Another recent Journal column titled “Productivity Slump Threatens Economy’s Long-Term Growth” asserted that output per hour is experiencing the longest losing streak since 1979. The U-6 unemployment rate stands twice as high as the traditional unemployment rate, the U-3.
Yet Obama has continued to do the same thing over and over again.
And now comes Hillary Clinton’s economic plan, which will deliver more stagnant growth, falling wages, dropping productivity and depressed investment.
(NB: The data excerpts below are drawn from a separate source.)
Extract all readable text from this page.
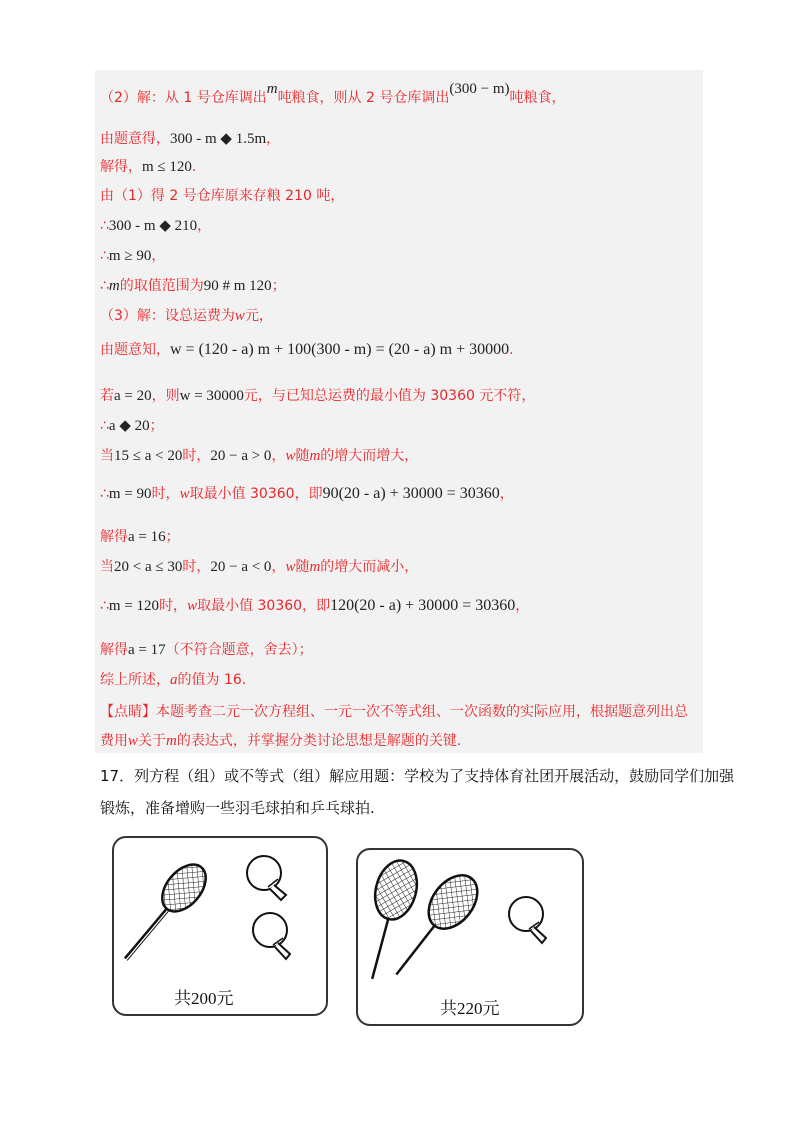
（2）解：从 1 号仓库调出m吨粮食，则从 2 号仓库调出(300 − m)吨粮食，
由题意得，300 - m ◆ 1.5m，
解得，m ≤ 120.
由（1）得 2 号仓库原来存粮 210 吨，
∴300 - m ◆ 210，
∴m ≥ 90，
∴m的取值范围为90 # m 120；
（3）解：设总运费为w元，
由题意知，w = (120 - a) m + 100(300 - m) = (20 - a) m + 30000.
若a = 20，则w = 30000元，与已知总运费的最小值为 30360 元不符，
∴a ◆ 20；
当15 ≤ a < 20时，20 − a > 0，w随m的增大而增大，
∴m = 90时，w取最小值 30360，即90(20 - a) + 30000 = 30360，
解得a = 16；
当20 < a ≤ 30时，20 − a < 0，w随m的增大而减小，
∴m = 120时，w取最小值 30360，即120(20 - a) + 30000 = 30360，
解得a = 17（不符合题意，舍去）；
综上所述，a的值为 16.
【点睛】本题考查二元一次方程组、一元一次不等式组、一次函数的实际应用，根据题意列出总
费用w关于m的表达式，并掌握分类讨论思想是解题的关键.
17．列方程（组）或不等式（组）解应用题：学校为了支持体育社团开展活动，鼓励同学们加强
锻炼，准备增购一些羽毛球拍和乒乓球拍.
共200元
共220元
Her program would raise the estate tax and taxes on so-called rich people, corporations, capital gains and stock transactions. She would spend massively on infrastructure and again mandate rules for private businesses. Remarkably, she has no corporate tax reform (even Obama had a plan) to revive corporate investment and boost productivity, wages and living standards.
Now, here’s the question: By repeating Obama’s policies, how does she expect the economy to do any better than it has during his presidency?
Clinton’s goal is not economic growth but reducing inequality and social injustice in the name of “fairness.” But she never tells us what “fair” means, although we know it’s code for higher taxes and larger government.
Let’s bring in Donald Trump. He wants to lower taxes across the board for individuals and large and small businesses, significantly reduce burdensome regulations and unleash America’s energy resources. (Clinton would end coal and fracking.) Trump’s corporate tax reform would restore America’s position as the most hospitable investment climate in the world. For a change, businesses and their cash would come back home.
The contrast between the two economic-policy strategies couldn’t be clearer. Clinton has a recession strategy; Trump has a recovery strategy.
Clinton derides Trump’s plan as more “trickle-down economics.” But she forgets something. Post-war economies prospered most following President John F. Kennedy’s and President Ronald Reagan’s tax cuts. In fact, in his second term, President Bill Clinton followed the incentive model of growth by reducing taxes and reforming welfare, with excellent economic results.
So why not give tax and regulatory relief a try? It’s been missing for seven and a half years. Why not do something different for a change?
When you read Hillary Clinton’s Detroit economic speech you see repeated references to making sure the top 1 percent pays its fair share. Ditto for corporations.